President Trump’s directive to halt the minting of new pennies marks the symbolic end of an American institution that’s quietly cost taxpayers for decades, and conservatives should applaud the gutting of another wasteful government habit. The final pressing at the Philadelphia Mint was ceremonial, but the policy is practical — stop pouring scarce taxpayer dollars into coins nobody wants.
The numbers are what sealed the deal: the U.S. Mint was spending well more than a penny to make a penny, with production costs reported at roughly 3.69 cents per coin and annual losses in the tens of millions. Those are real dollars that could be better used on border security, veterans’ care, or cutting the deficit instead of subsidizing loose change. The move is projected to save the Treasury tens of millions of dollars a year, a sensible trimming of the federal budget.
Of course, the media wants you to focus on sentimentality and the “loss of history,” but the practical questions matter: retailers now face a new cash landscape where 99-cent pricing and penny-driven promotions will be reexamined. Businesses built clever pricing psychology around pennies; without them, expect chains and mom-and-pop stores to test rounded pricing, bundles, and more digital convenience to keep margins intact. Lawmakers and state regulators will have to act fast to prevent arbitrary rounding that siphons money from honest cash customers.

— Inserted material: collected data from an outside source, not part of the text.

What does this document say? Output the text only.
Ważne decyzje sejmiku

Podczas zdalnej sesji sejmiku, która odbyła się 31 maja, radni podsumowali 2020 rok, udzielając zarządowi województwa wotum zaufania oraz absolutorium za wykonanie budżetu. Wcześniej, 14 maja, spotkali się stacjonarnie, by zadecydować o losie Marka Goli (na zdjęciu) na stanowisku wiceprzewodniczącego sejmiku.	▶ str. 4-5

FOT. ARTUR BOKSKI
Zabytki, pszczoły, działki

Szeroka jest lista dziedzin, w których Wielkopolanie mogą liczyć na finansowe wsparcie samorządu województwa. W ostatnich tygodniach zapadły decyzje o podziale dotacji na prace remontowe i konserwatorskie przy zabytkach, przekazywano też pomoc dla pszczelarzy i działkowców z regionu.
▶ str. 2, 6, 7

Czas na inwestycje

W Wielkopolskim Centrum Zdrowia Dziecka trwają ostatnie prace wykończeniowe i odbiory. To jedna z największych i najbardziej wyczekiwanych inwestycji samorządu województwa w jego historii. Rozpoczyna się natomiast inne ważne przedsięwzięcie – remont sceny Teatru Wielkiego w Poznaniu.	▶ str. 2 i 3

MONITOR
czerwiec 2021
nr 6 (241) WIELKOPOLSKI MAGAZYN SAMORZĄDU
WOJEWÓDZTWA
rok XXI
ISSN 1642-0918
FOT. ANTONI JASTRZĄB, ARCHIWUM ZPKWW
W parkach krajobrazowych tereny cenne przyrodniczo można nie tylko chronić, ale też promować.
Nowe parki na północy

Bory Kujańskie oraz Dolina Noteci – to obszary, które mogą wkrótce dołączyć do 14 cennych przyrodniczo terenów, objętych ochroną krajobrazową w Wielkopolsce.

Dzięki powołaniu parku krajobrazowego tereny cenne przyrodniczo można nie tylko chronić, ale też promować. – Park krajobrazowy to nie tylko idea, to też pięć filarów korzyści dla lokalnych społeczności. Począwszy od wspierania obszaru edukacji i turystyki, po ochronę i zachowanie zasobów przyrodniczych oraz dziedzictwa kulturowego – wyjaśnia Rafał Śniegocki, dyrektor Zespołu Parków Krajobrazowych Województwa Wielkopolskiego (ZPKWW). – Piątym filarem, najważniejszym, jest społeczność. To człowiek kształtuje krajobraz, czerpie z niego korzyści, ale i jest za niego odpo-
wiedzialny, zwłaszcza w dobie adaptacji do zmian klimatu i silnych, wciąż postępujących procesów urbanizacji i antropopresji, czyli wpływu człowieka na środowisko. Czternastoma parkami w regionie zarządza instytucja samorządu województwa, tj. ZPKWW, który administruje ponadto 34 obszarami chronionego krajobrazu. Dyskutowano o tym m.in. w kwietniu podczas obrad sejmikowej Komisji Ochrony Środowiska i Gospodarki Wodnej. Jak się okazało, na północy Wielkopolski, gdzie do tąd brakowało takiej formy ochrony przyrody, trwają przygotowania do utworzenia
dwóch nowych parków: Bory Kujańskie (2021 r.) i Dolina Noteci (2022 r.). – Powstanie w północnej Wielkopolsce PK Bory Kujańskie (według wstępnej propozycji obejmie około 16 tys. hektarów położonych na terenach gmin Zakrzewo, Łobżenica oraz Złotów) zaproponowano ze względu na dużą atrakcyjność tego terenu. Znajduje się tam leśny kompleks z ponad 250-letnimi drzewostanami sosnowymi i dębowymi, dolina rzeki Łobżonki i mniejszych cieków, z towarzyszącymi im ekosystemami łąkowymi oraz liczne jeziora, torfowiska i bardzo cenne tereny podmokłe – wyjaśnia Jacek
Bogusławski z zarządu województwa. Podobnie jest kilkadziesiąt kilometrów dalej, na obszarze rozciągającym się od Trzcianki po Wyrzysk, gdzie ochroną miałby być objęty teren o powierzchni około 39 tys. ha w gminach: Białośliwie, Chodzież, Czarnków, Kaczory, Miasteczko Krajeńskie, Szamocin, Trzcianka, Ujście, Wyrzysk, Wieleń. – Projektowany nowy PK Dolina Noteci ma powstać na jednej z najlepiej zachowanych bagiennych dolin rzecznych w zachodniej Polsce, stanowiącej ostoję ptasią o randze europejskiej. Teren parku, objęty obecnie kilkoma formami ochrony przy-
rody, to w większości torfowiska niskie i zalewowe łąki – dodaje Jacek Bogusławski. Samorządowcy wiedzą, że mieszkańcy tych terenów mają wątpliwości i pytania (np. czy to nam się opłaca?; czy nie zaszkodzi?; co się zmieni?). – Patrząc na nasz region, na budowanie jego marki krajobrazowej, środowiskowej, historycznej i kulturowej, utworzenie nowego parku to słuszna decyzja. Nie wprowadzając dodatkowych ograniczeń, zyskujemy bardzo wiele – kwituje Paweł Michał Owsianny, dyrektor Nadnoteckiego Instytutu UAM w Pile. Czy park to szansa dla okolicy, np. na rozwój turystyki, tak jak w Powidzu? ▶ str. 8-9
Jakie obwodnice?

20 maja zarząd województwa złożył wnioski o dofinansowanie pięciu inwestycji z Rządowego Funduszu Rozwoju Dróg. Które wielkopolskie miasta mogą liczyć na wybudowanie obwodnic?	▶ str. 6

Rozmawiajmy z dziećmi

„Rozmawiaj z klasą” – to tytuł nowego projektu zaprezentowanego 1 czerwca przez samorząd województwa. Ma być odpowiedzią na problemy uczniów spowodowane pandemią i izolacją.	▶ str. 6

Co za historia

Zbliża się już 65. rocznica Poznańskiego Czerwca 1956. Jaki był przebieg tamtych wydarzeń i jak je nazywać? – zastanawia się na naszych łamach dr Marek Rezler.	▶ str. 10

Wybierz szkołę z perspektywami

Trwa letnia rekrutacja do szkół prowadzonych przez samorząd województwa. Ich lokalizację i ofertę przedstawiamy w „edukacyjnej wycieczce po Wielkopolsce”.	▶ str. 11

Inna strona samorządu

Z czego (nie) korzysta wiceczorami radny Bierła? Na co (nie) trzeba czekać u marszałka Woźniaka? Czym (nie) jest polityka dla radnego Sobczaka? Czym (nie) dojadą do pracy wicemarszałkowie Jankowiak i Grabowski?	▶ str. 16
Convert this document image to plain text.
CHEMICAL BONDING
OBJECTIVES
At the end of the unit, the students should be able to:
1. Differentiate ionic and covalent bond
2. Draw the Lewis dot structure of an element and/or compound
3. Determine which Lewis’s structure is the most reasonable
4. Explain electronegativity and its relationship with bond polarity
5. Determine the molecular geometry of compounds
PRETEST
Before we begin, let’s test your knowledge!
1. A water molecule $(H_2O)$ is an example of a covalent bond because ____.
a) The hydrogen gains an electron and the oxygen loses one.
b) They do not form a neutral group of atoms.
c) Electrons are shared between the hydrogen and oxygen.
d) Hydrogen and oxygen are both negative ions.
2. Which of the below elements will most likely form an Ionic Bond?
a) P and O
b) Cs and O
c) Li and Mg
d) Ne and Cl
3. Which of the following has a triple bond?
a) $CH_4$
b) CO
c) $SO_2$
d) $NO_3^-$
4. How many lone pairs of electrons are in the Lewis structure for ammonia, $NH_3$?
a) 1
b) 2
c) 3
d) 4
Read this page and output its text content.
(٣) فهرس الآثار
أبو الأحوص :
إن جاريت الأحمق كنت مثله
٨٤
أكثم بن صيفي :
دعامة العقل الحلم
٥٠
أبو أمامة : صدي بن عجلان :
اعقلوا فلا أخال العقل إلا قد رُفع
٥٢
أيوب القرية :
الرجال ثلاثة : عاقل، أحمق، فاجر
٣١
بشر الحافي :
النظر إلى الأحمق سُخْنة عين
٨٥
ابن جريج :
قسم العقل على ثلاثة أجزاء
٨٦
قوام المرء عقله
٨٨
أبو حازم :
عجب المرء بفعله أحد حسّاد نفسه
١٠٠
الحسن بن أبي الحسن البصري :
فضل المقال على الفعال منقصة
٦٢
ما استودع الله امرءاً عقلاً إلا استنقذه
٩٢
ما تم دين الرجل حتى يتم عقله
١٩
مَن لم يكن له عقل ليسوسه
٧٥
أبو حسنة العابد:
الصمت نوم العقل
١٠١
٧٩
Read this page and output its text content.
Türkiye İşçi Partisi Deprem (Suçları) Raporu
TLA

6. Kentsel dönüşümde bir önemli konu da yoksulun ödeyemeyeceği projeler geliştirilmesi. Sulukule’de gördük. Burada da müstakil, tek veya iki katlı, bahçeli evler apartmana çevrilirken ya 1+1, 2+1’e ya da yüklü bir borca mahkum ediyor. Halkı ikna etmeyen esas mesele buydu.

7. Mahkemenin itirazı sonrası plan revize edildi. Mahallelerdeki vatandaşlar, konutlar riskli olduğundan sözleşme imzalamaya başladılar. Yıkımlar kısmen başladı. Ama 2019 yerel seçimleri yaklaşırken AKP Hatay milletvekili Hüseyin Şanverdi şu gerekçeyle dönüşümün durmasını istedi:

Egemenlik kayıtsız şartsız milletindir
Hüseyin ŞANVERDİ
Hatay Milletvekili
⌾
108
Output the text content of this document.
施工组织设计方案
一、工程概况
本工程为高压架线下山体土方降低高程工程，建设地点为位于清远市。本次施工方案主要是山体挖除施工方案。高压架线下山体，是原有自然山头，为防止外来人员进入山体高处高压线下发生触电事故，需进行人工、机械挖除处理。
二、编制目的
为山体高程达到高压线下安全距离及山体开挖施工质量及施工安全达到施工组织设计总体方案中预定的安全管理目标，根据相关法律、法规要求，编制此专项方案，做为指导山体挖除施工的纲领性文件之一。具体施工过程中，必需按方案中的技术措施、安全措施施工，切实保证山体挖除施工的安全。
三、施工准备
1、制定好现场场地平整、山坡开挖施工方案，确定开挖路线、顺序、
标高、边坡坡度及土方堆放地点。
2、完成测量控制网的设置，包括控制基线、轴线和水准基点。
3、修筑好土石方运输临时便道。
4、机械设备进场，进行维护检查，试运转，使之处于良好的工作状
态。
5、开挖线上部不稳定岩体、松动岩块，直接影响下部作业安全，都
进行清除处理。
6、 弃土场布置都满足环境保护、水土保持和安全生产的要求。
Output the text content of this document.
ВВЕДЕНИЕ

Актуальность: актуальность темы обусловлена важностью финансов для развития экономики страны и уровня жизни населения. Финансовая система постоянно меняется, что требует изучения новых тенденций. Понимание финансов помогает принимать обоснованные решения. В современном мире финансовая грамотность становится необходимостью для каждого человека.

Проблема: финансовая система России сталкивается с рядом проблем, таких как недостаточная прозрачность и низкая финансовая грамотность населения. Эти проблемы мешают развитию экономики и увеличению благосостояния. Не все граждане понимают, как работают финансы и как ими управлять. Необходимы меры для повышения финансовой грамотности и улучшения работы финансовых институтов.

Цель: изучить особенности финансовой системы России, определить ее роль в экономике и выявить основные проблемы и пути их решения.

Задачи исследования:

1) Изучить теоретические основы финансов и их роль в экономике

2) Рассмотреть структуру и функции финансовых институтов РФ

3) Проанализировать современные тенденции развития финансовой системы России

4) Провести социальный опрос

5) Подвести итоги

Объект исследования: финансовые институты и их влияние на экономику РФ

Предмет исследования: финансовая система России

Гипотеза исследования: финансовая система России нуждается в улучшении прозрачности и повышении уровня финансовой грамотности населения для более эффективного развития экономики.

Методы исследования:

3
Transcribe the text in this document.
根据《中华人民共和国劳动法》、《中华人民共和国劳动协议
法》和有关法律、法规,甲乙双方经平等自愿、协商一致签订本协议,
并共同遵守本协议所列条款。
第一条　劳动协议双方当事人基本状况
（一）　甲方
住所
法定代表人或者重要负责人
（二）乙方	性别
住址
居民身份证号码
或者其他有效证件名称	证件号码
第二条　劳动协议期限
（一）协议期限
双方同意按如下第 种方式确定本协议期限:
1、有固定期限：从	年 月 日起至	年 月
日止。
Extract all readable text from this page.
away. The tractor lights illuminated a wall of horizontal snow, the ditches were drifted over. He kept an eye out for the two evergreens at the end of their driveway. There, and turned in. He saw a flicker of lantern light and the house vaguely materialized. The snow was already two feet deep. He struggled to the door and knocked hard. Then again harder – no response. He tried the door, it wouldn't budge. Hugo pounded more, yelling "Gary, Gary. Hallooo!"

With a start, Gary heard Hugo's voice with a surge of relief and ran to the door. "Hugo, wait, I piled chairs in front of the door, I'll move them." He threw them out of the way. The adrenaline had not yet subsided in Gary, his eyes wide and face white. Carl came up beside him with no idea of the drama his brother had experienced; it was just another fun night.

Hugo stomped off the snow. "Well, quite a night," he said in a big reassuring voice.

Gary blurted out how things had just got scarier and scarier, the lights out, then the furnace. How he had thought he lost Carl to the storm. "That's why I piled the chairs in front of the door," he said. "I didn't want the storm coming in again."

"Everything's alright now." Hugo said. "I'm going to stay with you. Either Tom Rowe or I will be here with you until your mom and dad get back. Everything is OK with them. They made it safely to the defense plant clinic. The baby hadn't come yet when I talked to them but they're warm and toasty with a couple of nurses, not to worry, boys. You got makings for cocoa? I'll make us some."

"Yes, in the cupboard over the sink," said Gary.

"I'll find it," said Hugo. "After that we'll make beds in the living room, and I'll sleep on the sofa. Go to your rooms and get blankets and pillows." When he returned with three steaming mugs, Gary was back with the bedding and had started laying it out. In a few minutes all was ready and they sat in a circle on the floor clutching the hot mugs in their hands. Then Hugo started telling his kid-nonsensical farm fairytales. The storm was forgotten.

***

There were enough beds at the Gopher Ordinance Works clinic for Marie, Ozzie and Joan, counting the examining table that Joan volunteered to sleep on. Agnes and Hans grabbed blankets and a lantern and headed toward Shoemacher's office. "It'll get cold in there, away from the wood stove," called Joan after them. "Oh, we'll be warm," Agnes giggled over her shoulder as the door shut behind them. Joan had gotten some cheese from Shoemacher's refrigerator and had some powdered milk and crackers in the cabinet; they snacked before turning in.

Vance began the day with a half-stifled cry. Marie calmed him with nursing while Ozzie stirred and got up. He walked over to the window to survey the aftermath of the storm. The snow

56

Sales tax and rounding mechanics will be the new battleground for fairness. When cash transactions are rounded to the nearest five cents, card users pay the exact price while cash customers could be nudged upward if rules aren’t clear — that’s an opening for greedy retailers to raise effective prices under cover of “convenience.” Conservatives should demand transparent rules that protect consumers and small businesses from being shortchanged by sloppy or opportunistic rounding policies.
Don’t gloss over distribution headaches either: banks and armored carriers are already adjusting coin terminals and accepting fewer penny deposits, which creates local shortages that can inconvenience small businesses and people who still use cash. This is a logistics problem the free market and local banking partners can solve, but it requires common-sense coordination, not more federal interference. Citizens should hoard their sentimental pennies if they like, but policymakers must ensure the transition doesn’t become an excuse to gouge consumers.
Politically, the decision exposes a truth Democrats and bureaucrats hate: not every tradition is worth preserving when it costs taxpayers, and leadership means making the unpopular practical choice. President Trump’s push was billed as cutting “wasteful” spending, and while some legal scholars debated the unilateral power to end minting, the move reflects conservative priorities — stop waste, modernize commerce, and return common sense to government. Now Congress should codify sensible transition rules instead of letting activists or career regulators drag their feet.
This transition is an opportunity for conservatives to push a broader agenda: defend honest pricing, protect low-income cash users from stealth inflation via rounding, and accelerate private-sector payment innovations that reduce costs for everyone. We can honor our history without letting it bankrupt the present — and Americans who work for their paychecks should not be lectured by elites who think sentimental relics trump fiscal responsibility. The end of the penny can be the start of smarter money management if patriots insist on fairness and transparency every step of the way.